Before Romero, zombies existed in folklore and myth of voodoo superstitions in Haiti. Were this question posed to someone steeped in the voodoo faith, you would learn that a zombie is someone’s whose soul has been captured by a bokor (roughly described as a voodoo sorcerer). The body, which had died, rises again to do the bidding of the bokor. Rumors and myths of people turned into zombies are found throughout Haiti. Supposedly, the reanimated dead are forced to do manual labor in Haiti’s sugar plantations.

This concept of zombie slaves first crept into the American popular culture with the book “The Magic Island” by William Seabrook in 1929 (in which the term “zombie” is believed to be first introduced into the English language). Three years later, United Artists released Victor Halperin’s White Zombie, starring Bela Lugosi as Murder Legendrean, an evil businessman in Haiti who uses zombie slave labor. In order to make zombies, Legendrean doses them with a drug, which feigns death. Then he steals the body, revives them, and put them to work.

Of course, in typically racist 1932-era Hollywood, things only escalate when Legendrean zombifies a white woman. There are hints of supernatural communicative powers between Legendrean and his zombified minions (and apparently extremely loud vultures), but for the most part, the presentation of the condition in White Zombie fits well with the apocryphal tales of zombie-making in Haiti.

Still, it’s only a movie, right?

Again, it depends on who you ask. Many scientists and anthropologists say that zombies – even the slave labor victims in Haiti – are nothing more than tall tales brought to life with cultural superstitions. However, there are real examples of possible zombies on the books. In fact, the British medical academic journal Lancet profiled the cases of three potential zombies who had allegedly died, rose from the dead, and suffered as slaves for years. Thanks to DNA testing, researchers discovered that two of the victims were cases of mistaken identity. All three had some form of mental illness, which might be a reason for some of these stories that sound (no offense intended) insane.

However, in the 1980s, Harvard anthropologist Wade Davis made a name for himself by going to Haiti to research the process of zombification, and his story was fictionalized in Wes Craven’s film The Serpent and the Rainbow.
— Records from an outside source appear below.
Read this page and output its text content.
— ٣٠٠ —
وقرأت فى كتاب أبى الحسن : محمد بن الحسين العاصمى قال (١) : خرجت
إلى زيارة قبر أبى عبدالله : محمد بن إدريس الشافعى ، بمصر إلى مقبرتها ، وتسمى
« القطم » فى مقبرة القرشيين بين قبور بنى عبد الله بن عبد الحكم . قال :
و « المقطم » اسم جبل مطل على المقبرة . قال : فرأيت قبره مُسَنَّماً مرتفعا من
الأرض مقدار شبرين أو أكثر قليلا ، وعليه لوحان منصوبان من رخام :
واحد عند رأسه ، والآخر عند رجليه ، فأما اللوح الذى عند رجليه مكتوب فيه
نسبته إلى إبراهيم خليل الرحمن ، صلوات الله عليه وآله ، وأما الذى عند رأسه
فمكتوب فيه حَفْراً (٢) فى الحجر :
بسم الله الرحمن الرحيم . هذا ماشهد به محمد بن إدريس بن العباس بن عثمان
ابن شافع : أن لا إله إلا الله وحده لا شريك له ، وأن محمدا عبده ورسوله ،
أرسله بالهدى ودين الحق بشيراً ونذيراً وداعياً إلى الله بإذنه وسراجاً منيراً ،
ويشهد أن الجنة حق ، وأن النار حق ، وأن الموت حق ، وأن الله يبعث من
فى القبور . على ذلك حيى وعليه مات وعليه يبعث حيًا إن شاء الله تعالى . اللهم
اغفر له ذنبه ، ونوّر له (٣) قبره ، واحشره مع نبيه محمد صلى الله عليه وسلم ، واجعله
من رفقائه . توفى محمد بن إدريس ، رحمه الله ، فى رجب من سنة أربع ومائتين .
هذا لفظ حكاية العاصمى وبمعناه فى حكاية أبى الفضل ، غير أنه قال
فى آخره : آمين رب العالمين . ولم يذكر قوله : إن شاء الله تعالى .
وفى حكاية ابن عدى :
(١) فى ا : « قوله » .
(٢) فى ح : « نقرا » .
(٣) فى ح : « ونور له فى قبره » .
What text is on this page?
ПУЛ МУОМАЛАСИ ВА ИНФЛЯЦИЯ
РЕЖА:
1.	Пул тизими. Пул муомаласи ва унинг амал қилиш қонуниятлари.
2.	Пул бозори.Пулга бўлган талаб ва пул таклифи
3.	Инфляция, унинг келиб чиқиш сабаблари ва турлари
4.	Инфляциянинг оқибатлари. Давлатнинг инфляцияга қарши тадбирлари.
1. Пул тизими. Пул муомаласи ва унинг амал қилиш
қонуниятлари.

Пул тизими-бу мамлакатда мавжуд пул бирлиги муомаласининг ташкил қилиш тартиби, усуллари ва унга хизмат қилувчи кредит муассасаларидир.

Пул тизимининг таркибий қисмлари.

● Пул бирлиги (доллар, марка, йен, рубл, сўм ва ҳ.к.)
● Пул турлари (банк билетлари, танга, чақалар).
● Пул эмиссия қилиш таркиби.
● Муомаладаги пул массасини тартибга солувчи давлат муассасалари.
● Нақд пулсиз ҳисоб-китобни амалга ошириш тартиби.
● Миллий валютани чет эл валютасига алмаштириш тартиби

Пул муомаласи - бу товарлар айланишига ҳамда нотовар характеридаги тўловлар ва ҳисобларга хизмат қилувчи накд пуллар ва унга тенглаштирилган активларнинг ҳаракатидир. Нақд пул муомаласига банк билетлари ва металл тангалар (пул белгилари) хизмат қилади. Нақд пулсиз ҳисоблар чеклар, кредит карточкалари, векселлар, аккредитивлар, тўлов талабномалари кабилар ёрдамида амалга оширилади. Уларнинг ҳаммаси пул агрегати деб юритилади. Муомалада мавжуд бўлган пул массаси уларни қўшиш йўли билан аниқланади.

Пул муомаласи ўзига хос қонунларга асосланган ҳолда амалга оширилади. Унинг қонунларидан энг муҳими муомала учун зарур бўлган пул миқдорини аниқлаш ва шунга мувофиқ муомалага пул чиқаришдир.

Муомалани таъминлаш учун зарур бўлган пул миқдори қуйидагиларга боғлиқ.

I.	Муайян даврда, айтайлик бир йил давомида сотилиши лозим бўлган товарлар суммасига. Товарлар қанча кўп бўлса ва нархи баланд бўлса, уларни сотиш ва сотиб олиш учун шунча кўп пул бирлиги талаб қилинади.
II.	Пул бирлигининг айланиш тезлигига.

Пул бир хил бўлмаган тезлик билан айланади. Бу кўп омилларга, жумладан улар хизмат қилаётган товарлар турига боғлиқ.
Specifically, Davis investigated the case of Clairvius Narcisse, who “died” in 1962 but was found wandering the countryside 18 years later after being enslaved on a sugar plantation. Davis brought back with him the mysterious “zombie powder,” which was introduced into the victims’ circulatory system by means of a scratch. The powder had bizarre and diverse ingredients like the powerful poison tetrodotoxin from the puffer fish, the hallucinogenic drug datura, lizards and toads, and powdered remains of a human’s skull.

The zombie powder Davis discovered was thought to work by immobilizing the victim with the tetrodotoxin in a way that simulates death. The datura drug, which induced amnesia and suggestibility, was meant to keep the zombie in a pacified state. When the body was buried, often lack of oxygen caused brain damage, which mentally impaired the victim but left their body strong enough for physical labor.

It’s important to point out that much of Davis’s work was criticized for being non-repeatable, for lacking certain ethics (e.g., being personally involved in desecrating graves to obtain the human remains), and for failing to explain why enslaving people with a complex zombie cocktail when cheap labor is easily obtained throughout the fiercely poor country of Haiti. Still, there is at least a certain degree of scientific validity to his discovery.

So wait a minute… zombies are real freaking things?

There is some evidence for them, yes, but unlike the flesh-eating ghouls of popular films, zombies are victims of kidnapping and slavery rather than dangerous monsters. Even then, it depends on how much of the rumors and speculations coming out of Haiti you believe.

Don’t bother stocking up on ammunition and building a fortress around your house just yet. The zombie apocalypse is unlike to be happening anytime soon… or ever.

Unless you live in Haiti. But who wants to live in Haiti?